En la Procuración esas tensiones no son ajenas, por el contrario son hasta más antiguas que las que implosionaron el pasado diciembre. En el microclima del ministerio público la contienda entre Gils Carbó y los fiscales que se oponen a su gestión siempre fue vista en realidad como una afronta impulsada desde sectores de la clandestinidad. El primer antecedente fue cuando Gils Carbó cubrió una serie de fiscalías y casi de modo automático fue denunciada por el fiscal federal Guillermo Marijuán, protagonista estelar del 18-F.
La definición del oficialismo de trasladar la oficina de pinchaduras telefónicas a la Procuración fue uno de los primeros reflejos tras la muerte de Alberto Nisman y, tal como sucediera con el anuncio de la reforma Procesal Penal, se realizó sin el trámite de dar aviso previo a la calle Perón. Para el kirchnerismo fue también la oportunidad de reforzar la implementación que espera del sistema acusatorio que da a los fiscales las atribuciones para investigar y ubica a los jueces al resguardo de la garantías de los procesos.

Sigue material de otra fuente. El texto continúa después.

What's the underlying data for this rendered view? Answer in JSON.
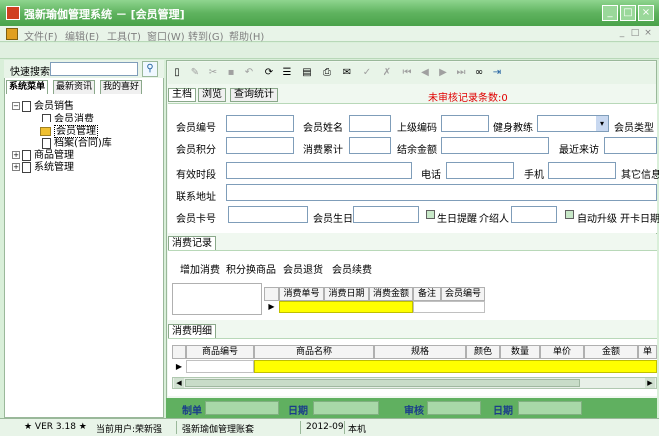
{
  "window": {
    "title": "强新瑜伽管理系统 － [会员管理]",
    "buttons": [
      "_",
      "□",
      "×"
    ]
  },
  "menu": {
    "items": [
      "文件(F)",
      "编辑(E)",
      "工具(T)",
      "窗口(W)",
      "转到(G)",
      "帮助(H)"
    ],
    "mdi_buttons": [
      "_",
      "□",
      "×"
    ]
  },
  "left": {
    "quick_search_label": "快速搜索",
    "tabs": [
      "系统菜单",
      "最新资讯",
      "我的喜好"
    ],
    "tree": [
      {
        "label": "会员销售",
        "expand": "⊟"
      },
      {
        "label": "会员消费"
      },
      {
        "label": "会员管理"
      },
      {
        "label": "档案(合同)库"
      },
      {
        "label": "商品管理",
        "expand": "⊞"
      },
      {
        "label": "系统管理",
        "expand": "⊞"
      }
    ]
  },
  "right": {
    "tabs": [
      "主档",
      "浏览",
      "查询统计"
    ],
    "audit_text": "未审核记录条数:0",
    "form_labels": {
      "member_no": "会员编号",
      "member_name": "会员姓名",
      "upper_code": "上级编码",
      "coach": "健身教练",
      "member_type": "会员类型",
      "points": "会员积分",
      "total_spent": "消费累计",
      "balance": "结余金额",
      "last_visit": "最近来访",
      "valid_period": "有效时段",
      "phone": "电话",
      "mobile": "手机",
      "other": "其它信息",
      "address": "联系地址",
      "card_no": "会员卡号",
      "birthday": "会员生日",
      "birthday_remind": "生日提醒",
      "referrer": "介绍人",
      "auto_upgrade": "自动升级",
      "open_date": "开卡日期"
    },
    "consume": {
      "tab": "消费记录",
      "actions": [
        "增加消费",
        "积分换商品",
        "会员退货",
        "会员续费"
      ],
      "columns": [
        "消费单号",
        "消费日期",
        "消费金额",
        "备注",
        "会员编号"
      ]
    },
    "detail": {
      "tab": "消费明细",
      "columns": [
        "商品编号",
        "商品名称",
        "规格",
        "颜色",
        "数量",
        "单价",
        "金额",
        "单"
      ]
    },
    "footer": {
      "maker": "制单",
      "date1": "日期",
      "audit": "审核",
      "date2": "日期"
    }
  },
  "status": {
    "version": "★ VER 3.18 ★",
    "user": "当前用户:荣新强",
    "account": "强新瑜伽管理账套",
    "period": "2012-09",
    "location": "本机"
  }
}
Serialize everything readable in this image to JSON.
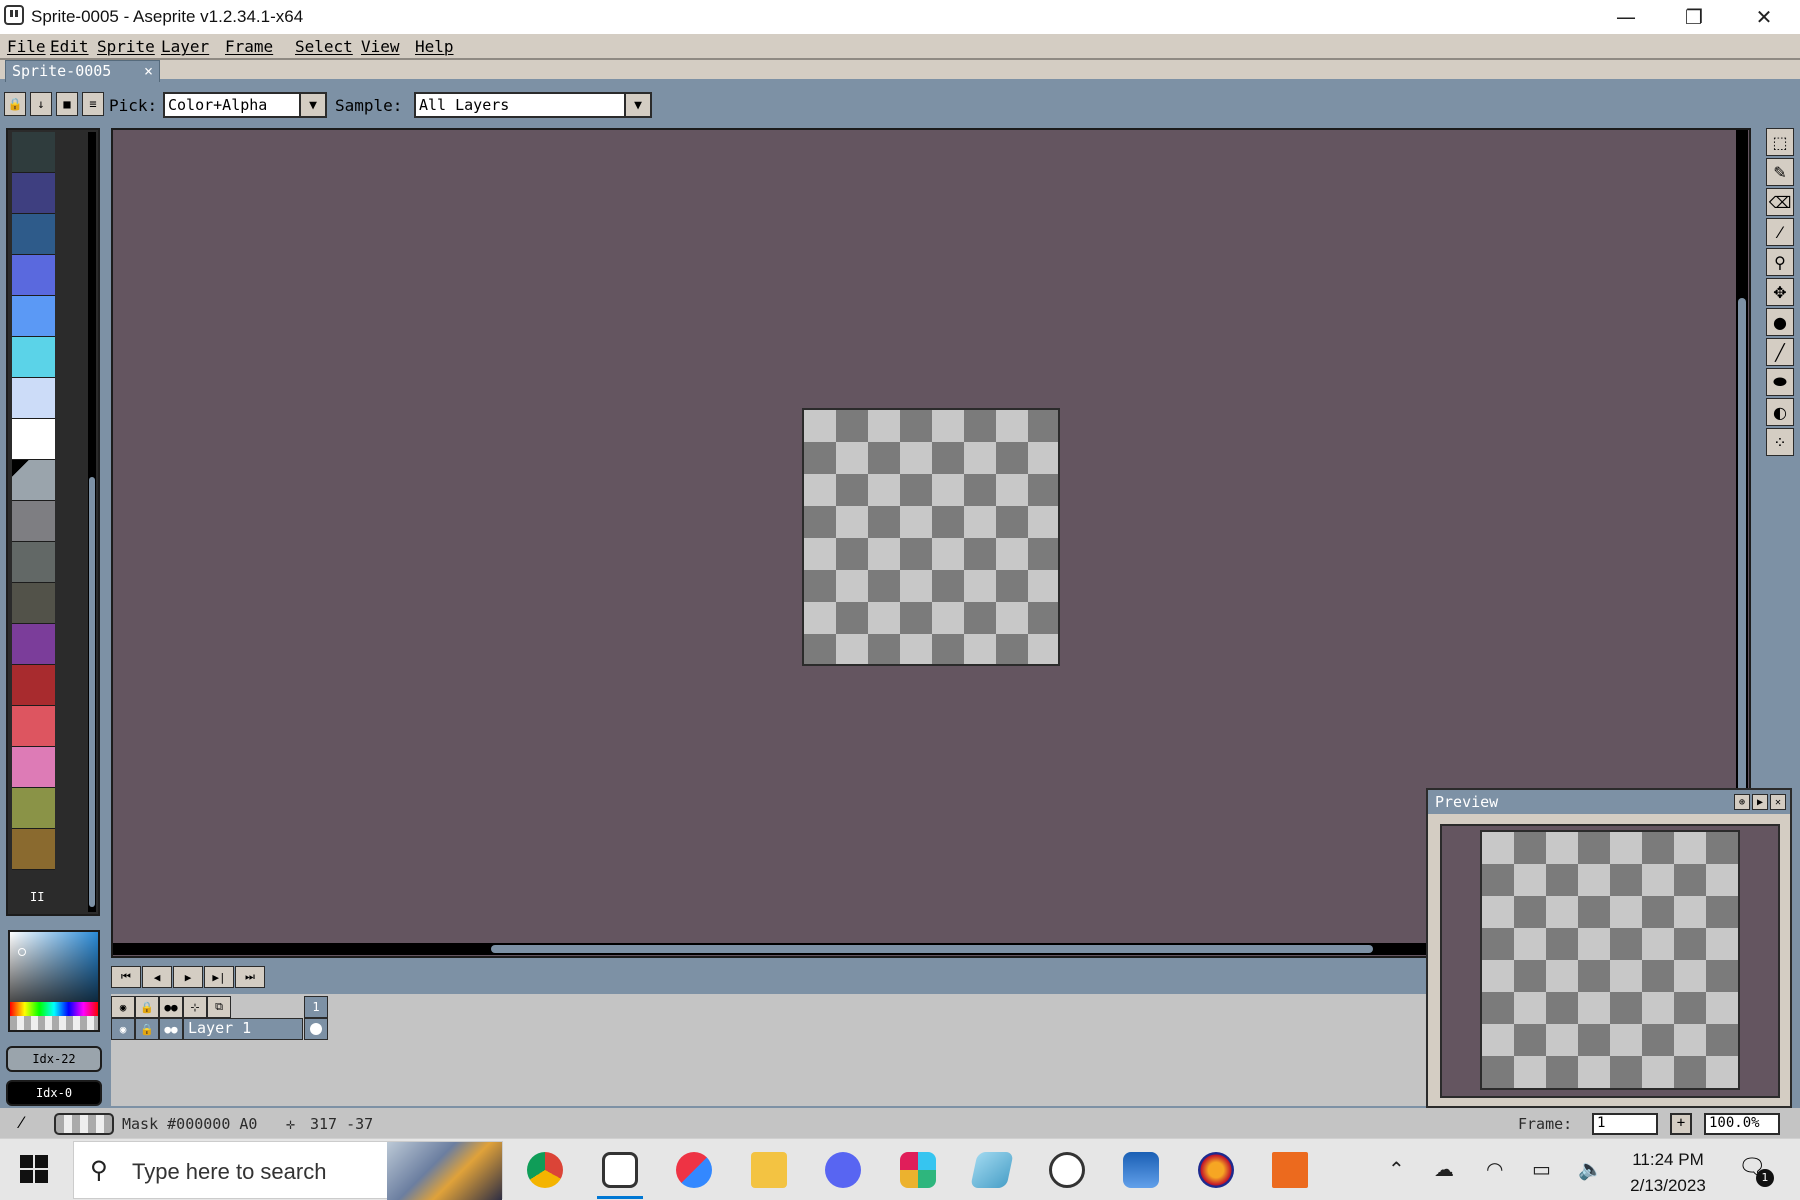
{
  "window": {
    "title": "Sprite-0005 - Aseprite v1.2.34.1-x64",
    "minimize_glyph": "—",
    "maximize_glyph": "❐",
    "close_glyph": "✕"
  },
  "menu": [
    "File",
    "Edit",
    "Sprite",
    "Layer",
    "Frame",
    "Select",
    "View",
    "Help"
  ],
  "tab": {
    "label": "Sprite-0005",
    "close_glyph": "×"
  },
  "context_bar": {
    "pick_label": "Pick:",
    "pick_value": "Color+Alpha",
    "sample_label": "Sample:",
    "sample_value": "All Layers"
  },
  "palette": {
    "colors": [
      "#2f3c3d",
      "#3e3f80",
      "#2e5b8a",
      "#5a69de",
      "#5b99f5",
      "#5bd3e8",
      "#ccdcf8",
      "#ffffff",
      "#9aa4ac",
      "#7e7e82",
      "#626866",
      "#525249",
      "#7b3d9a",
      "#a82b2e",
      "#dd5560",
      "#dd7bb6",
      "#8a9347",
      "#8a6a2f"
    ],
    "grip": "II"
  },
  "color_indices": {
    "foreground": "Idx-22",
    "background": "Idx-0"
  },
  "tools": [
    "marquee-icon",
    "pencil-icon",
    "eraser-icon",
    "eyedropper-icon",
    "zoom-icon",
    "move-icon",
    "paint-bucket-icon",
    "line-icon",
    "ellipse-icon",
    "blur-icon",
    "spray-icon"
  ],
  "timeline": {
    "frame_header": "1",
    "layer_name": "Layer 1"
  },
  "preview": {
    "title": "Preview"
  },
  "status": {
    "mask_text": "Mask #000000 A0",
    "coords": "317 -37",
    "frame_label": "Frame:",
    "frame_value": "1",
    "zoom_value": "100.0%"
  },
  "taskbar": {
    "search_placeholder": "Type here to search",
    "time": "11:24 PM",
    "date": "2/13/2023",
    "notification_count": "1"
  }
}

Ahora Gils Carbó debe tramitar una implementación que ya desde el minuto cero promete tensiones porque los titulares de las fiscalías generales de la provincias pretenden que sus estructuras también cuenten con una oficina de pinchaduras telefónicas. Esta tesis es especialmente impulsada por la fiscalía general de la Capital, actualmente en el área de influencia de Daniel Angelici, gerente judicial de Mauricio Macri. El problema para el ministerio público es que esa modalidad haría casi imposible auditar el desempeño de los encargados de procesar las intervenciones telefónicas requeridas por los magistrados. A la vez, en algunas jurisdicciones se conocería un amplio rechazo de los sectores políticos, especialmente en esas latitudes donde la Justicia tiene una relación casi visceral con el poder provincial.
Durante enero ya se realizaron encuentros en la Procuración para avanzar en la implementación que es fuertemente objetada desde la oposición donde resuena con insistencia que las observaciones judiciales deberían quedar en los límites de una policía judicial dirigida por la Corte Suprema.